Inspired by the turbulence created by fish schools, they are now testing whether it's possible to position wind turbines so that they help each other – and so boost a farm's energy output.
Wind farm turbines tend to fall into two types. Three-bladed, horizontal-axis wind turbines are more common – the world's biggest HAWT farm opened off the coast of Kent, UK this week. However, a new breed of vertical axis wind turbines (VAWT) are on the up and up.
VAWTs feature a vertical shaft around which airstream-intercepting wings swirl (see Picture). The "lift" of the wind tangentially yanks the turbine around.
Their advantage? They can harvest airflow from all directions, plus are cheaper to maintain than standard turbines because their generators and gearboxes are on or near the ground.
One downside is that an individual VAWT is less efficient than a typical three-rotor turbine, says aeronautical engineer John Dabiri at Caltech in Pasadena.

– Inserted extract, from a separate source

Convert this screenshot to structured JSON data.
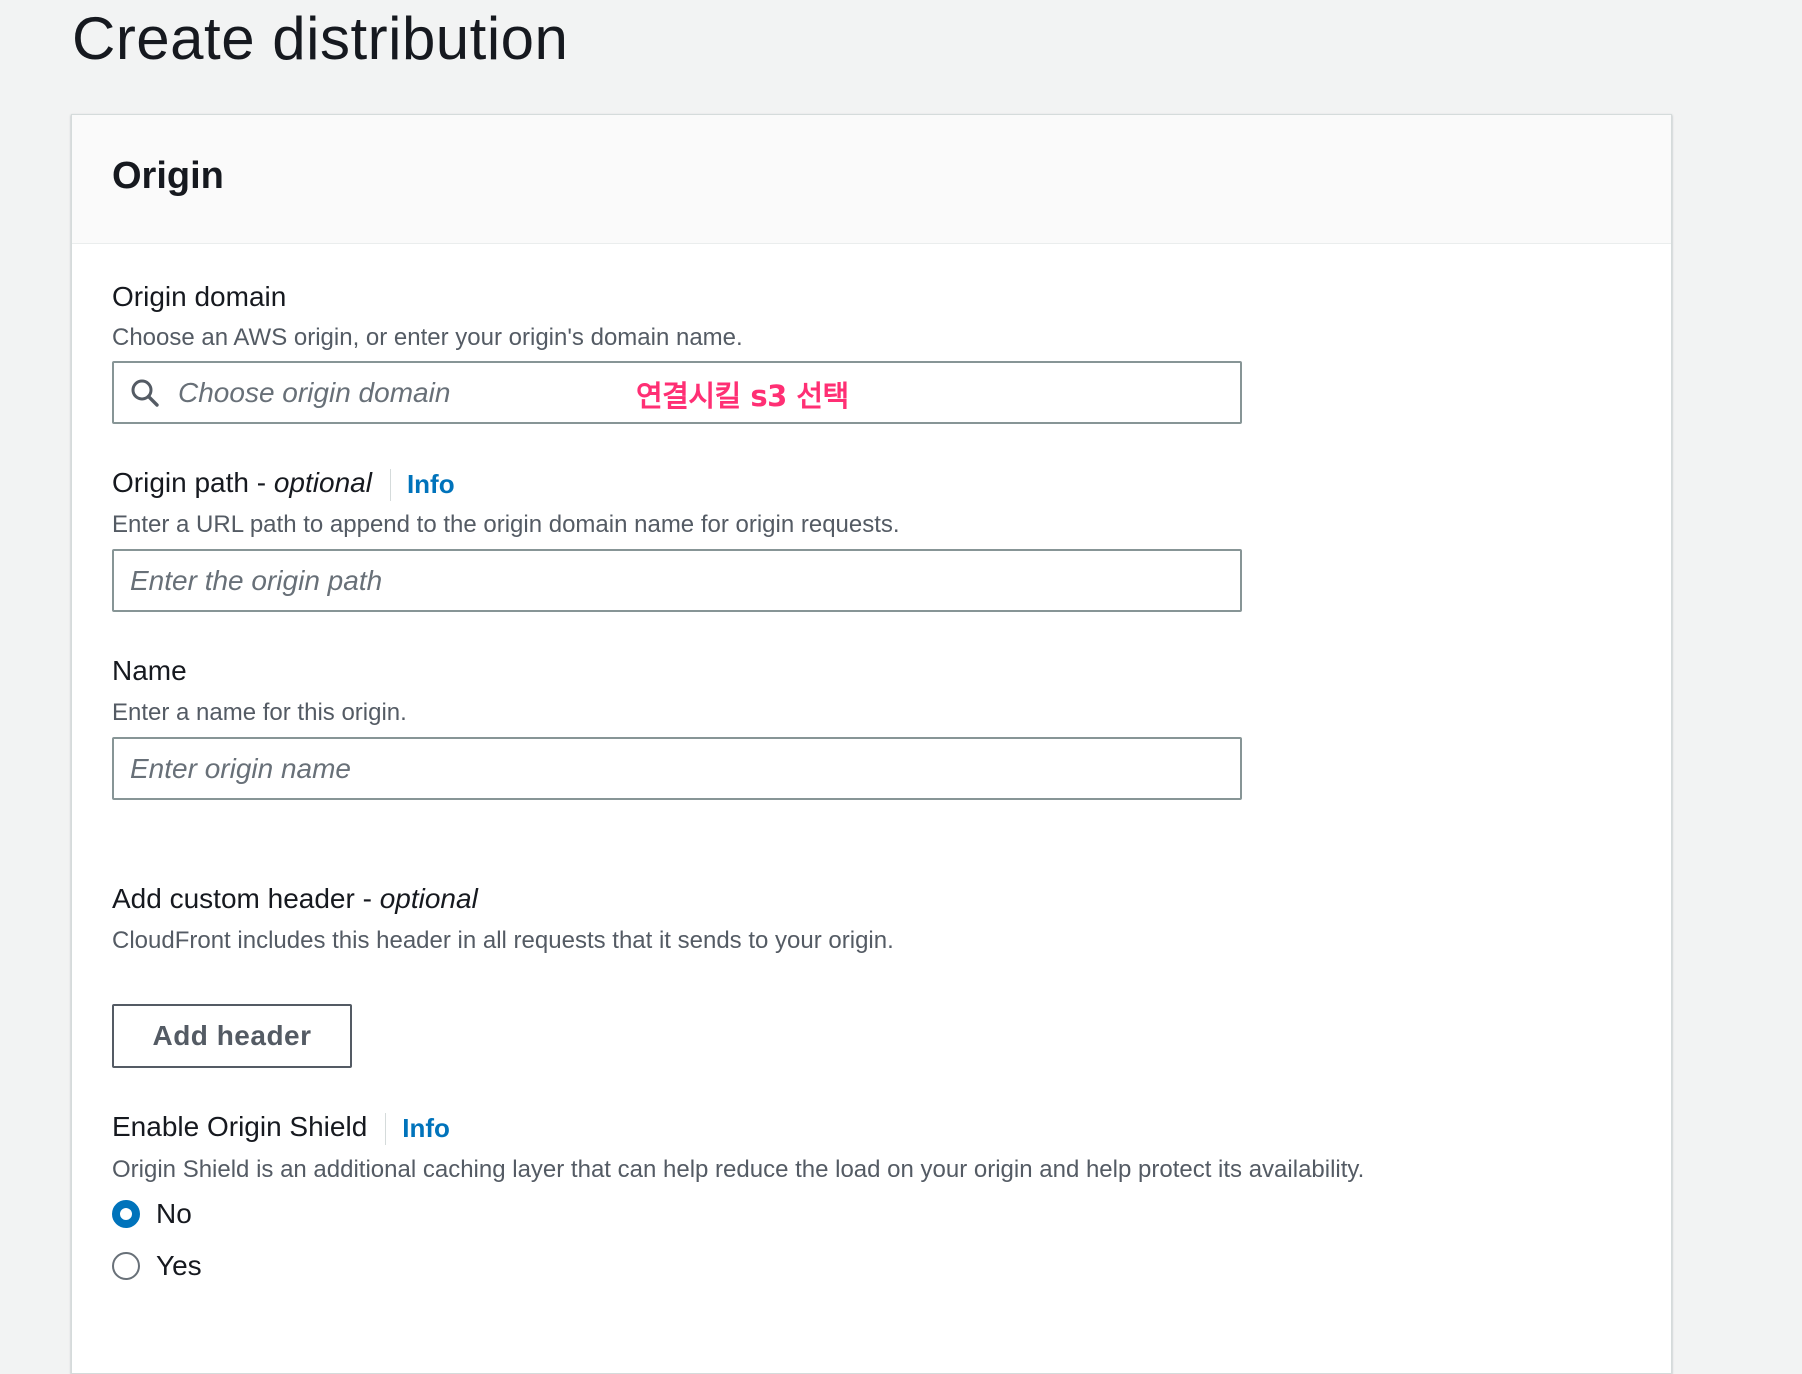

However, HAWTs are not perfect. They have to be spaced wide apart - up to 10 times their rotor diameter – to avoid the blades of a neighbouring turbine slowing down the wind too much. That means building them offshore or where there is plenty of land.
VAWTs churn up less of the surrounding air. So Dabiri and colleagues wanted to find out if packing them as tight as possible could rival the overall efficiency of a typical wind farm.
Thought of school
As they did so, inspiration struck Dabiri: "It occurred to me that the equations I was writing were the same as I had previously seen in models of the vortices in a school of fish. From there it was just connecting the dots, conceptually speaking," he says.

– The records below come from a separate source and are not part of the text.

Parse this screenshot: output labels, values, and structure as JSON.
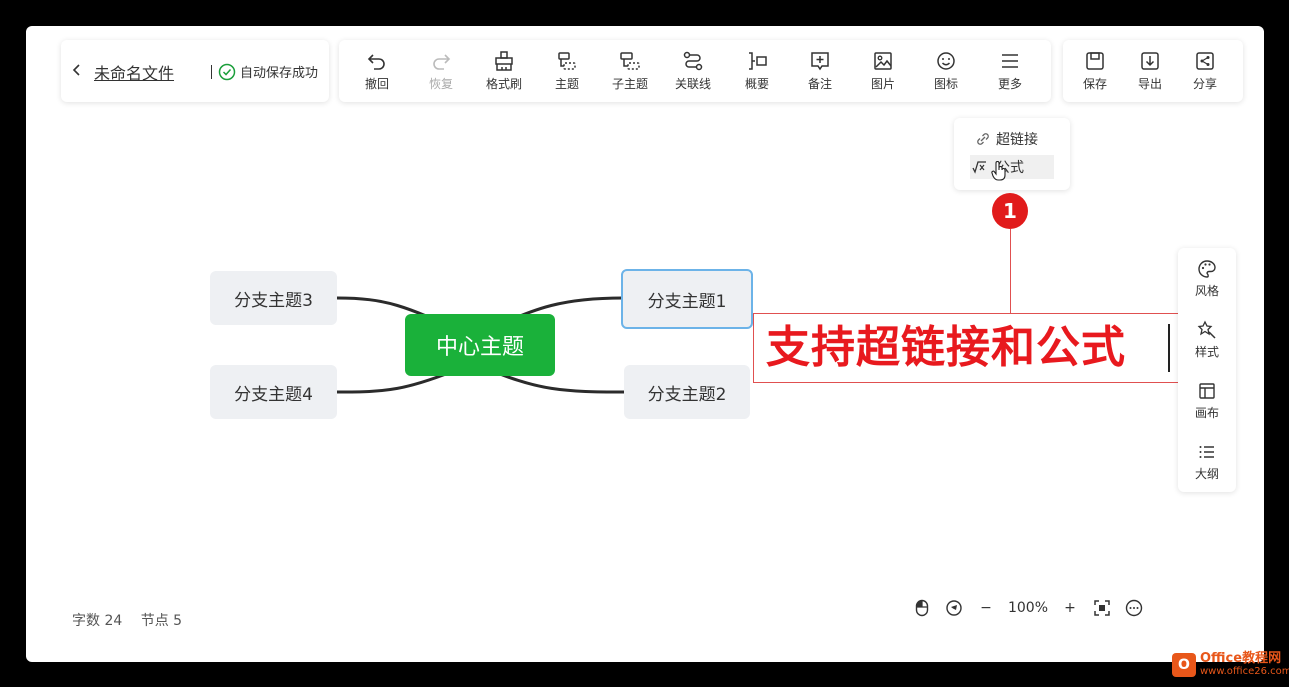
{
  "file": {
    "back_icon": "chevron-left-icon",
    "name": "未命名文件",
    "save_status": "自动保存成功"
  },
  "toolbar": {
    "undo": "撤回",
    "redo": "恢复",
    "format_painter": "格式刷",
    "topic": "主题",
    "subtopic": "子主题",
    "relation": "关联线",
    "summary": "概要",
    "note": "备注",
    "image": "图片",
    "icon": "图标",
    "more": "更多"
  },
  "toolbar_right": {
    "save": "保存",
    "export": "导出",
    "share": "分享"
  },
  "more_menu": {
    "hyperlink": "超链接",
    "formula": "公式"
  },
  "mindmap": {
    "center": "中心主题",
    "branches": [
      "分支主题1",
      "分支主题2",
      "分支主题3",
      "分支主题4"
    ]
  },
  "annotation": {
    "text": "支持超链接和公式",
    "badge": "1"
  },
  "sidebar": {
    "style": "风格",
    "theme": "样式",
    "canvas": "画布",
    "outline": "大纲"
  },
  "status": {
    "word_count": "字数 24",
    "node_count": "节点 5"
  },
  "zoom": {
    "level": "100%",
    "minus": "−",
    "plus": "+"
  },
  "watermark": {
    "brand": "Office教程网",
    "url": "www.office26.com"
  },
  "colors": {
    "center_node": "#1ab13a",
    "annotation": "#e8191e",
    "selected_border": "#6cb3e8"
  }
}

One reason fish swim en masse is that it allows them to travel two to six times further than when swimming solo. In 1973, Daniel Weihs of the University of Cambridge (Nature, DOI:10.1038/241290a0) suggested that the vortices shed by the tail of a fish in a school sets the surrounding water moving faster so that neighbouring fish get a speed boost.
Could turbines in air help each other too? By modifying the hydrodynamic fish equations for aerodynamics and then feeding them into a fluid dynamics model, they were able to work out optimum turbine placements.
A VAWT farm positioned in this way could generate 10 times the power of a HAWT farm of the same area. "We're proposing that VAWTs can be a more effective solution even for large-scale utility power generation," he says.
Class test
Now the team are putting their idea to the test. This summer, the Caltech team operated six vertical turbines north of Los Angeles. The turbines are around 10 metres tall and were mounted on mobile platforms.
The platforms allowed the team to move the turbines to test the most efficient wind farm layouts. They compared their results to those from a HAWT farm on a similar plot of land.
For now, Dabiri is keeping the results close to his chest – saying only that they are "promising" – but he has been encouraged enough to press ahead with patent applications and to seek further tests. "The next step will hopefully be a larger-scale field demonstration," he says.
Robert Blake of the University of British Columbia, Canada and guest editor of the edition of the journal that the work appeared in says the study is "innovative" and "illustrates that biological systems can provide good models for engineering."
Thorsteinn Sigfusson, director-general of the Innovation Center Iceland in Reykjavik, adds: "In countries like my own where the wind is unsteady and changes direction quickly [VAWTs] could be a major contribution. I look forward to hearing how their larger scale tests go."